Collaborative Projects Review Criteria

Do the Collaborative Projects challenge and motivate new technological research and development in the TR&D projects? Do these Center-provided technologies advance the research efforts of the CPs? Is there a significant push-pull, iterative interaction between the CPs and related TR&D projects to drive further development of additional new technologies and tools in TR&D projects?
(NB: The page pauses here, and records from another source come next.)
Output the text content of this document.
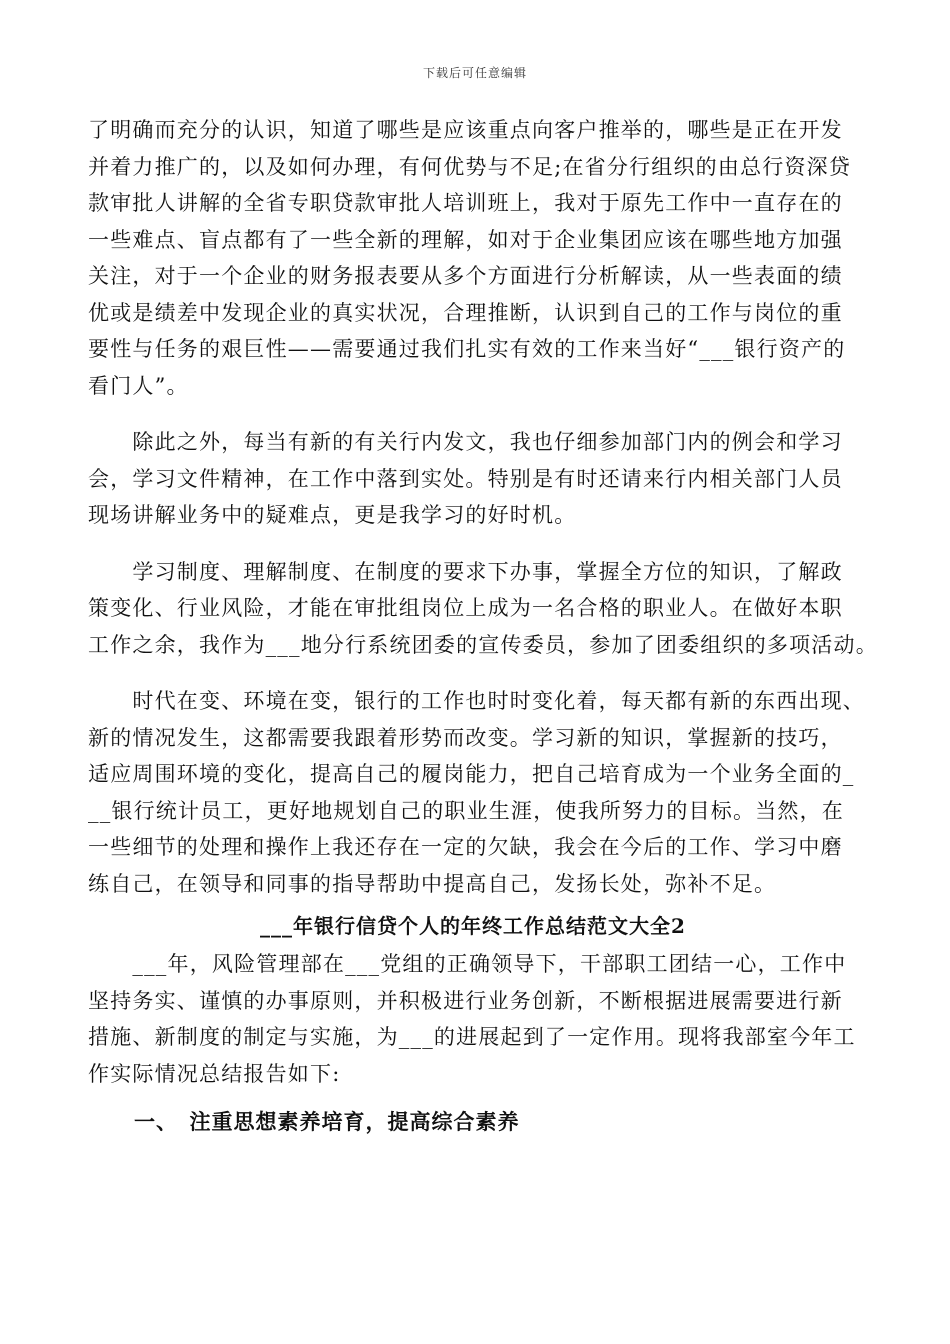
下载后可任意编辑
了明确而充分的认识，知道了哪些是应该重点向客户推举的，哪些是正在开发
并着力推广的，以及如何办理，有何优势与不足;在省分行组织的由总行资深贷
款审批人讲解的全省专职贷款审批人培训班上，我对于原先工作中一直存在的
一些难点、盲点都有了一些全新的理解，如对于企业集团应该在哪些地方加强
关注，对于一个企业的财务报表要从多个方面进行分析解读，从一些表面的绩
优或是绩差中发现企业的真实状况，合理推断，认识到自己的工作与岗位的重
要性与任务的艰巨性——需要通过我们扎实有效的工作来当好“___银行资产的
看门人”。
　　除此之外，每当有新的有关行内发文，我也仔细参加部门内的例会和学习
会，学习文件精神，在工作中落到实处。特别是有时还请来行内相关部门人员
现场讲解业务中的疑难点，更是我学习的好时机。
　　学习制度、理解制度、在制度的要求下办事，掌握全方位的知识，了解政
策变化、行业风险，才能在审批组岗位上成为一名合格的职业人。在做好本职
工作之余，我作为___地分行系统团委的宣传委员，参加了团委组织的多项活动。
　　时代在变、环境在变，银行的工作也时时变化着，每天都有新的东西出现、
新的情况发生，这都需要我跟着形势而改变。学习新的知识，掌握新的技巧，
适应周围环境的变化，提高自己的履岗能力，把自己培育成为一个业务全面的_
__银行统计员工，更好地规划自己的职业生涯，使我所努力的目标。当然，在
一些细节的处理和操作上我还存在一定的欠缺，我会在今后的工作、学习中磨
练自己，在领导和同事的指导帮助中提高自己，发扬长处，弥补不足。
___年银行信贷个人的年终工作总结范文大全2
　　___年，风险管理部在___党组的正确领导下，干部职工团结一心，工作中
坚持务实、谨慎的办事原则，并积极进行业务创新，不断根据进展需要进行新
措施、新制度的制定与实施，为___的进展起到了一定作用。现将我部室今年工
作实际情况总结报告如下:
一、　注重思想素养培育，提高综合素养
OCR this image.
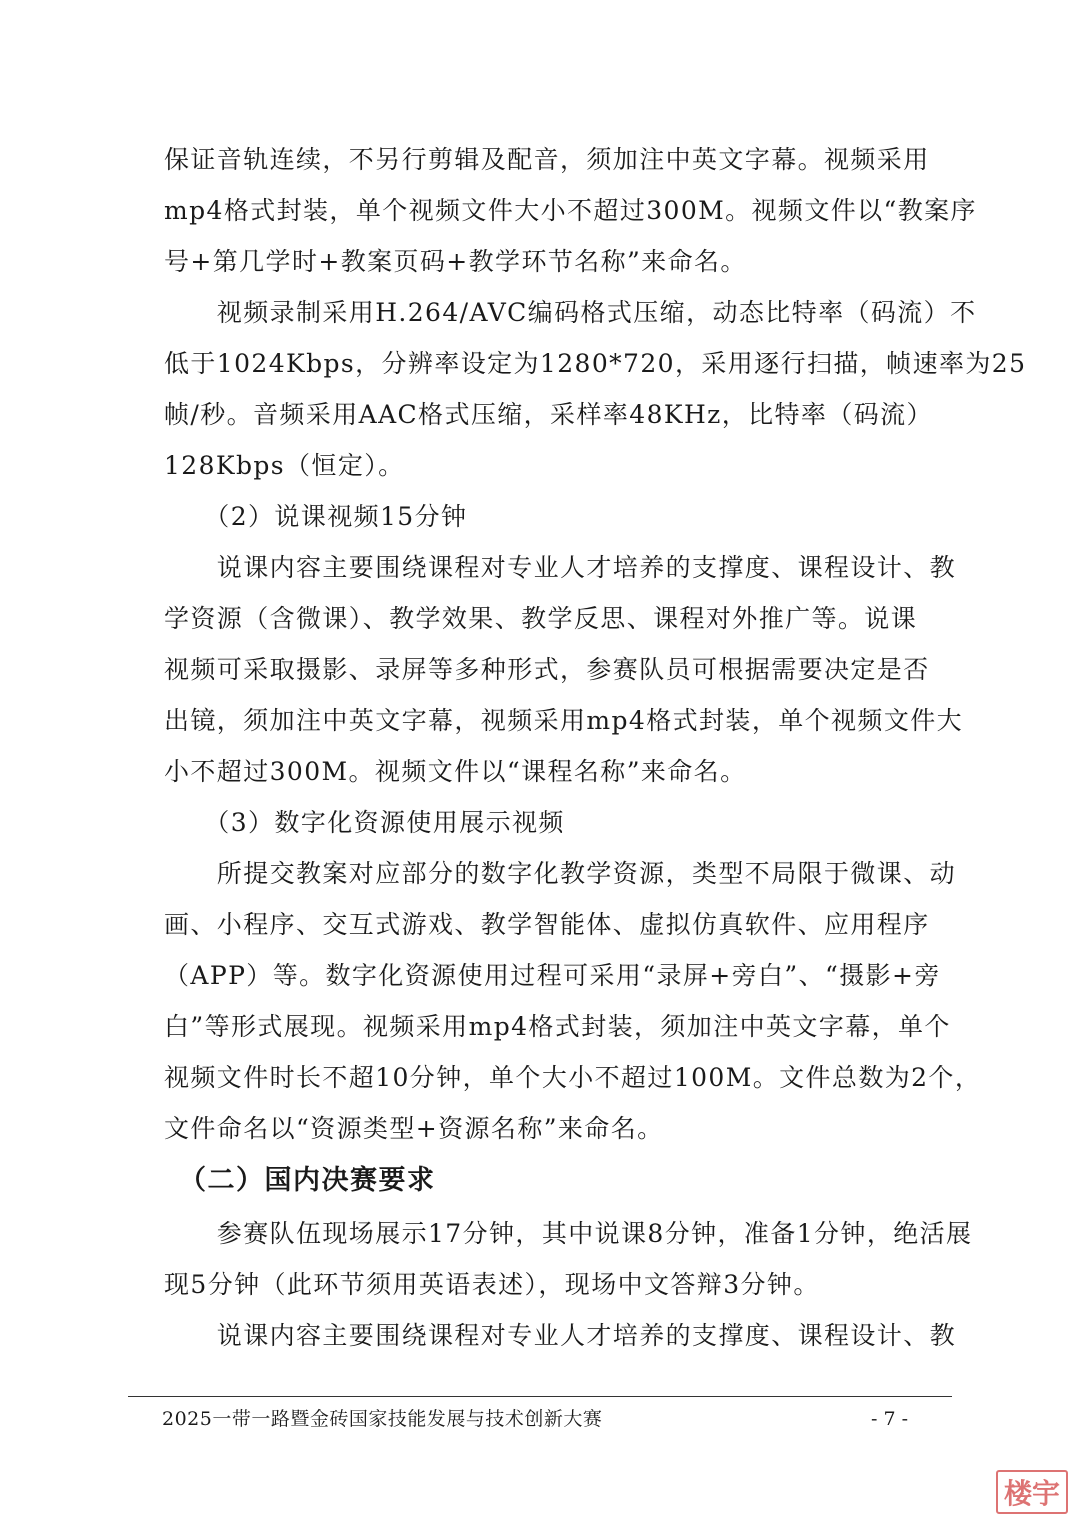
保证音轨连续，不另行剪辑及配音，须加注中英文字幕。视频采用
mp4格式封装，单个视频文件大小不超过300M。视频文件以“教案序
号+第几学时+教案页码+教学环节名称”来命名。
　　视频录制采用H.264/AVC编码格式压缩，动态比特率（码流）不
低于1024Kbps，分辨率设定为1280*720，采用逐行扫描，帧速率为25
帧/秒。音频采用AAC格式压缩，采样率48KHz，比特率（码流）
128Kbps（恒定）。
　　（2）说课视频15分钟
　　说课内容主要围绕课程对专业人才培养的支撑度、课程设计、教
学资源（含微课）、教学效果、教学反思、课程对外推广等。说课
视频可采取摄影、录屏等多种形式，参赛队员可根据需要决定是否
出镜，须加注中英文字幕，视频采用mp4格式封装，单个视频文件大
小不超过300M。视频文件以“课程名称”来命名。
　　（3）数字化资源使用展示视频
　　所提交教案对应部分的数字化教学资源，类型不局限于微课、动
画、小程序、交互式游戏、教学智能体、虚拟仿真软件、应用程序
（APP）等。数字化资源使用过程可采用“录屏+旁白”、“摄影+旁
白”等形式展现。视频采用mp4格式封装，须加注中英文字幕，单个
视频文件时长不超10分钟，单个大小不超过100M。文件总数为2个，
文件命名以“资源类型+资源名称”来命名。
　（二）国内决赛要求
　　参赛队伍现场展示17分钟，其中说课8分钟，准备1分钟，绝活展
现5分钟（此环节须用英语表述），现场中文答辩3分钟。
　　说课内容主要围绕课程对专业人才培养的支撑度、课程设计、教
2025一带一路暨金砖国家技能发展与技术创新大赛	- 7 -
楼宇
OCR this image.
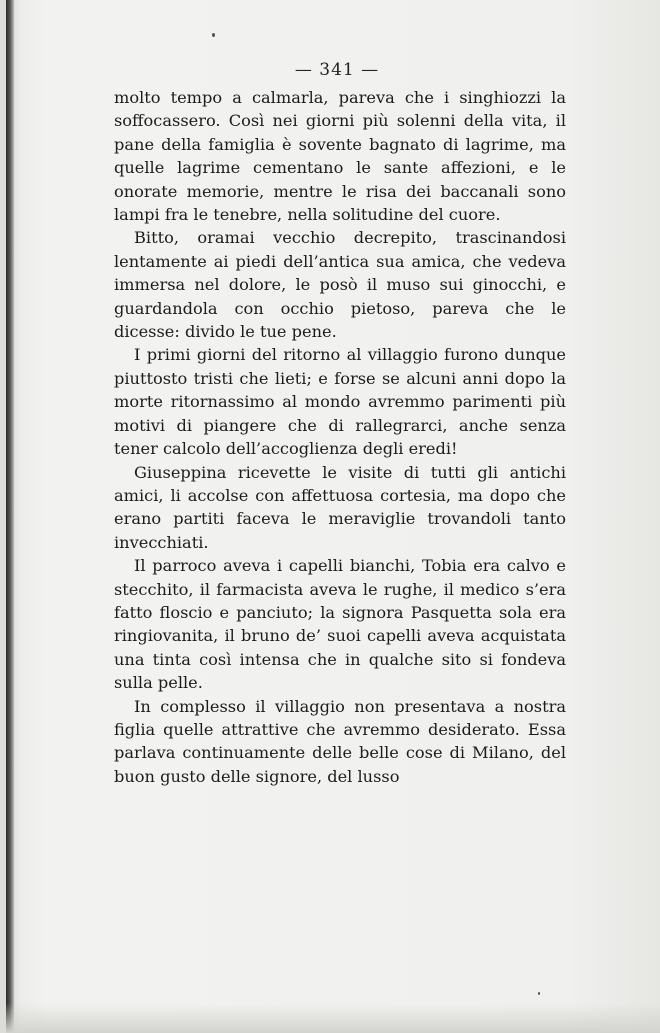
— 341 —

molto tempo a calmarla, pareva che i singhiozzi la soffocassero. Così nei giorni più solenni della vita, il pane della famiglia è sovente bagnato di lagrime, ma quelle lagrime cementano le sante affezioni, e le onorate memorie, mentre le risa dei baccanali sono lampi fra le tenebre, nella solitudine del cuore.

Bitto, oramai vecchio decrepito, trascinandosi lentamente ai piedi dell’antica sua amica, che vedeva immersa nel dolore, le posò il muso sui ginocchi, e guardandola con occhio pietoso, pareva che le dicesse: divido le tue pene.

I primi giorni del ritorno al villaggio furono dunque piuttosto tristi che lieti; e forse se alcuni anni dopo la morte ritornassimo al mondo avremmo parimenti più motivi di piangere che di rallegrarci, anche senza tener calcolo dell’accoglienza degli eredi!

Giuseppina ricevette le visite di tutti gli antichi amici, li accolse con affettuosa cortesia, ma dopo che erano partiti faceva le meraviglie trovandoli tanto invecchiati.

Il parroco aveva i capelli bianchi, Tobia era calvo e stecchito, il farmacista aveva le rughe, il medico s’era fatto floscio e panciuto; la signora Pasquetta sola era ringiovanita, il bruno de’ suoi capelli aveva acquistata una tinta così intensa che in qualche sito si fondeva sulla pelle.

In complesso il villaggio non presentava a nostra figlia quelle attrattive che avremmo desiderato. Essa parlava continuamente delle belle cose di Milano, del buon gusto delle signore, del lusso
Do the Collaborative Projects provide significant scientific breadth of driver applications for the Center technologies? Does the Center provide unique tools or technologies to address the significant biomedical research needs of the collaborative projects? Do the Collaborative Projects have an appropriate national geographic distribution? Do the CPs have appropriate funding support?

For Renewal applications, does the proposed Center have an appropriate balance between time and effort spent on Collaborative Projects and Service Projects? Was there significant progress during the previous grant period in terms of publications by CPs alone or jointly with the Center?

Service Projects Review Criteria

Are the equipment and technology provided by the Center to the Service Projects unique and beyond state-of-the-art for the field? Do the equipment and technology meet significant biomedical research needs of the service projects? Do the SPs provide significant scientific breadth for the Center technologies? Do the Service Projects have an appropriate national geographic distribution? Do the SPs have appropriate funding support? If the Center proposes cost-sharing plans for sharing costs by the users, including fee-for-service systems, is the plan appropriate?

For Renewal applications, was there significant progress in the SPs resulting from their utilization of the Center's technology?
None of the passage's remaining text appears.